Beyond traditional box-covering: Determining the fractal dimension of complex networks using a fixed number of boxes of flexible diameter
Michal Lepek, Kordian Makulski, Agata Fronczak, Piotr Fronczak
公開日: 2025/1/27
Abstract
In this article, we present a novel box-covering algorithm for analyzing the fractal properties of complex networks. Unlike traditional algorithms that impose a predetermined box size, our approach assigns nodes to boxes identified by their nearest local hubs without enforcing rigid distance constraints. This flexibility leads to a key methodological shift: instead of fixing the box size in advance, we first determine the number of boxes and then compute their average size. We argue that this procedure is fully consistent with the recently proposed scaling theory of fractal complex networks and closely related to the concept of hidden metric spaces in which network nodes are embedded.

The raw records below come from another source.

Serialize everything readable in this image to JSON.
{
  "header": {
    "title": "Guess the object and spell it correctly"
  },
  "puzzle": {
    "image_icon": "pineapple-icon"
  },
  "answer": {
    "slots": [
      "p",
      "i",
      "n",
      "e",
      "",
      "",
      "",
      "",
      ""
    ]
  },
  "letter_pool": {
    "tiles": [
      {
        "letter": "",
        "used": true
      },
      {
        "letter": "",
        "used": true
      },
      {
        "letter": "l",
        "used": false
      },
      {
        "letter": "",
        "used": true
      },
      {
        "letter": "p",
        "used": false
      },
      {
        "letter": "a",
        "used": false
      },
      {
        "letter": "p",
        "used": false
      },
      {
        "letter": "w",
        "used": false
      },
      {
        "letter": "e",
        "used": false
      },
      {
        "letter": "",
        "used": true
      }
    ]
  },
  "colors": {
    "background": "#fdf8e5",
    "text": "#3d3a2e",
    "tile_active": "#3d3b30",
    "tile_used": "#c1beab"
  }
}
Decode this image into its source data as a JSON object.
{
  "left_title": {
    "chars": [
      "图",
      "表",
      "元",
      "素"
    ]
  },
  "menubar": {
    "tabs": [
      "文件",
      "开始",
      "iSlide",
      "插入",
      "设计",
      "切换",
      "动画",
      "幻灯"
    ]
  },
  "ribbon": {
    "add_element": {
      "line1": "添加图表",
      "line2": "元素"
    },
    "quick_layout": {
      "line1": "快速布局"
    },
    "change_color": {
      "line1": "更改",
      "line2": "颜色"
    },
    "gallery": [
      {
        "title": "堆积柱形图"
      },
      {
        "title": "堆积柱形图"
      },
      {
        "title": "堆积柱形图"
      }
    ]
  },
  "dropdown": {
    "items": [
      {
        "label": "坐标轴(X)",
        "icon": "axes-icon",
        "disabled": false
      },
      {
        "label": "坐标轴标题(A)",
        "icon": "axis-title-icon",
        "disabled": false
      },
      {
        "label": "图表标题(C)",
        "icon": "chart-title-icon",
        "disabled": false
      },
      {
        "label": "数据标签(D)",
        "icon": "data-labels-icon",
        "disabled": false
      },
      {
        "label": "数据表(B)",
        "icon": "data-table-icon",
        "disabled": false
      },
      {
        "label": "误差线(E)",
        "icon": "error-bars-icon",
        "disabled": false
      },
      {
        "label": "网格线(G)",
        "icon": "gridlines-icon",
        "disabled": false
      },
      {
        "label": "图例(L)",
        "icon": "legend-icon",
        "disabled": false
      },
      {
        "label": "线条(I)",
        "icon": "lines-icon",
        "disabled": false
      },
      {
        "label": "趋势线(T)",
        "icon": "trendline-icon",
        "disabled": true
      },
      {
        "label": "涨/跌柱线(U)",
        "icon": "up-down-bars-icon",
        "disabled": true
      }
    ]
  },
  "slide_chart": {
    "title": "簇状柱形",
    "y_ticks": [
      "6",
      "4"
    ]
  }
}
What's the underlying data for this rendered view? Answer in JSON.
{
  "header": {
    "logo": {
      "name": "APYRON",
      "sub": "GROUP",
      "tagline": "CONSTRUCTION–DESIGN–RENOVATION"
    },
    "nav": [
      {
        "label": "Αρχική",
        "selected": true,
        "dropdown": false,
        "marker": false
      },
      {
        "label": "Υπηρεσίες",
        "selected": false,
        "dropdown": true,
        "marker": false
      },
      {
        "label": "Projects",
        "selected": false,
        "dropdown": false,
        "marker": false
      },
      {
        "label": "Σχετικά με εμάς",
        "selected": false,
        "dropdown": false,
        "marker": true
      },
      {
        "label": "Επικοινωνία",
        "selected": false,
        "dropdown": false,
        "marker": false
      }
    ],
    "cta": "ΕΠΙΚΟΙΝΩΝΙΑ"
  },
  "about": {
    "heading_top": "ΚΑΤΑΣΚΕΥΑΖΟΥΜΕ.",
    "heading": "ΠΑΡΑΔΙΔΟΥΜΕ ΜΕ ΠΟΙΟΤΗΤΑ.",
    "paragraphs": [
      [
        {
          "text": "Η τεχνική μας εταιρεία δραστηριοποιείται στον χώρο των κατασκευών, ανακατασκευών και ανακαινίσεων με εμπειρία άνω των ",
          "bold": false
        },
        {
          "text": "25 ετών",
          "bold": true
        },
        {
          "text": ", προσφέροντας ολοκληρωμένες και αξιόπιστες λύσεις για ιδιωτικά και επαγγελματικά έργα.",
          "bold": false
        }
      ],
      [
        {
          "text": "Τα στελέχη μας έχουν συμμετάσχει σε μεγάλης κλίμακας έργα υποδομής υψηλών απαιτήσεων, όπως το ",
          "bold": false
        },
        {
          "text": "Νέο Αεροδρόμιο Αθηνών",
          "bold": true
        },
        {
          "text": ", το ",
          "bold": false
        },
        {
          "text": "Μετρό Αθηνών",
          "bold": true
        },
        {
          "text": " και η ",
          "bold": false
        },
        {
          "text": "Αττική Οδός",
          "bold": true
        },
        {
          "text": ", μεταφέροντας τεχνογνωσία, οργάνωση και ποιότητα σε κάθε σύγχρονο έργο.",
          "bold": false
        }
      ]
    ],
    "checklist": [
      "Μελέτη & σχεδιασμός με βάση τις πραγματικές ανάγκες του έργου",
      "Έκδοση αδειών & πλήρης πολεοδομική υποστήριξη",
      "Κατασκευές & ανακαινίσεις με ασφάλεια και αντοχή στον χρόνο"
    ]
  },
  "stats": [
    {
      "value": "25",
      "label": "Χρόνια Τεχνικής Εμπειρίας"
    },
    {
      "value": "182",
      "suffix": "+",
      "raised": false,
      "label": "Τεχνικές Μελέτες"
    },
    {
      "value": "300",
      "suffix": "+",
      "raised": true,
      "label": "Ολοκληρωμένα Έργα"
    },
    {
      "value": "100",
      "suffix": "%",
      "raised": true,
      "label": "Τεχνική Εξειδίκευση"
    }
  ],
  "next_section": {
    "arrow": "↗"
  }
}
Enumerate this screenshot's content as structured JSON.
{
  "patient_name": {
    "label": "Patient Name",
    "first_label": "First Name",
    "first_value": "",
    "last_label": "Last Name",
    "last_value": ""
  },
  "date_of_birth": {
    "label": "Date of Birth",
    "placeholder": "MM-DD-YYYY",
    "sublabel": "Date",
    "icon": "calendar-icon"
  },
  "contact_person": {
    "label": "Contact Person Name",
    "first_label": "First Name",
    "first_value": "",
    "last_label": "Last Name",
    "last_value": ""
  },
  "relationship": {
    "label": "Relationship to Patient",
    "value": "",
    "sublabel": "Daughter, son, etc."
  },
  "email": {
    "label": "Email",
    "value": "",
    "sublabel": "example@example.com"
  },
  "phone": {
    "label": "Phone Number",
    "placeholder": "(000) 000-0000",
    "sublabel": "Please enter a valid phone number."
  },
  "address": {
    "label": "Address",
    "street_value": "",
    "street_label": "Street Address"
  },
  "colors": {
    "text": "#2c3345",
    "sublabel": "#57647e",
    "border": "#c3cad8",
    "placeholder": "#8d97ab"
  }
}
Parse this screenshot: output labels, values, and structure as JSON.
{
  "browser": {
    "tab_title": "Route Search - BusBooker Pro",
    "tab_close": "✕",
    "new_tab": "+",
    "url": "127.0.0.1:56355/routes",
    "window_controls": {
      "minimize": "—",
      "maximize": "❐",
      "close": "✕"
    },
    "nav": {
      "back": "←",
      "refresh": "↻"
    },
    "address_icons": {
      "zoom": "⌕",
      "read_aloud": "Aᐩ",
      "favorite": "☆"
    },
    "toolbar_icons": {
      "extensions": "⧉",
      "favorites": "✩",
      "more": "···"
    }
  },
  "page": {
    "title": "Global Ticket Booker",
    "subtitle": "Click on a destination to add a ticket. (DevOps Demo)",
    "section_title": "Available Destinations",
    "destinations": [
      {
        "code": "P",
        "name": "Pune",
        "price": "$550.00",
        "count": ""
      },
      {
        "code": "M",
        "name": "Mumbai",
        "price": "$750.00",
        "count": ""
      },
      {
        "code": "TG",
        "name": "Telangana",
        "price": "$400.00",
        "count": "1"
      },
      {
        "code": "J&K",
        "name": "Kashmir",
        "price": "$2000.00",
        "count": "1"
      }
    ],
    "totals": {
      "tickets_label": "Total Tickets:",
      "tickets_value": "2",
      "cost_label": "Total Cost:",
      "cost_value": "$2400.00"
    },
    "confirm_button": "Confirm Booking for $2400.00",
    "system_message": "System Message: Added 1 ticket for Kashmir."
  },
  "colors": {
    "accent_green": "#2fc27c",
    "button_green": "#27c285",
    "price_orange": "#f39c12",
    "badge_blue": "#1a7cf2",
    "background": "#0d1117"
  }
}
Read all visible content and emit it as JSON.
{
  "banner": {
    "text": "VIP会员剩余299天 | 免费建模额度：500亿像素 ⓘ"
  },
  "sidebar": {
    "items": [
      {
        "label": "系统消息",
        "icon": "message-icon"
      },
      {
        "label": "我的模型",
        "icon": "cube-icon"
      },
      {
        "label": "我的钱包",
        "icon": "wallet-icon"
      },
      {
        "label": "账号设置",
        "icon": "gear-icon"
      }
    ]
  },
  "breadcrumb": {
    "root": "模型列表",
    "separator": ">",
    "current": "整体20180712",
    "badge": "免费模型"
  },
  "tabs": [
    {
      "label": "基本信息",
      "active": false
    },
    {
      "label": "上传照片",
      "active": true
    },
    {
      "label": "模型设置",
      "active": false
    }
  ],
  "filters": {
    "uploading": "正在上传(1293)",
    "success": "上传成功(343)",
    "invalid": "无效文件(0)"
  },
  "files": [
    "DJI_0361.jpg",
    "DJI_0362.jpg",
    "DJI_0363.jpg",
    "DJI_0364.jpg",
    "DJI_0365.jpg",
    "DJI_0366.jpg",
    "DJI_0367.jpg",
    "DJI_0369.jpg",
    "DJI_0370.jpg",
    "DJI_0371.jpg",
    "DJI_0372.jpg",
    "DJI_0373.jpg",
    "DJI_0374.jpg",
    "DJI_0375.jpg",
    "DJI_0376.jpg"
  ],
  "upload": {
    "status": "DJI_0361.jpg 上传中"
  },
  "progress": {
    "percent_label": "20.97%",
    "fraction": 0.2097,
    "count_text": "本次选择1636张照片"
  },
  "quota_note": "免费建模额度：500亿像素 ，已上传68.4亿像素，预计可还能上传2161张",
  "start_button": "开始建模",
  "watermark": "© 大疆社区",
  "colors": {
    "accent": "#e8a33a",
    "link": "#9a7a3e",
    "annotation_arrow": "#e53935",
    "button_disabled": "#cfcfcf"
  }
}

We demonstrate that our approach not only significantly reduces computational complexity compared to existing methods, but also (despite relaxing constraints on box diameter) covers networks using boxes of more similar sizes than, for instance, the classical greedy coloring (GC) algorithm. To evaluate the effectiveness of our method, we analyze nine complex networks (three model-based and six real-world) representing a broad spectrum: from networks with confirmed fractality, through those with initially uncertain, but here confirmed, fractal properties (such as the Internet at the level of autonomous systems), to large-scale networks that have so far remained beyond the reach of existing algorithms due to their size.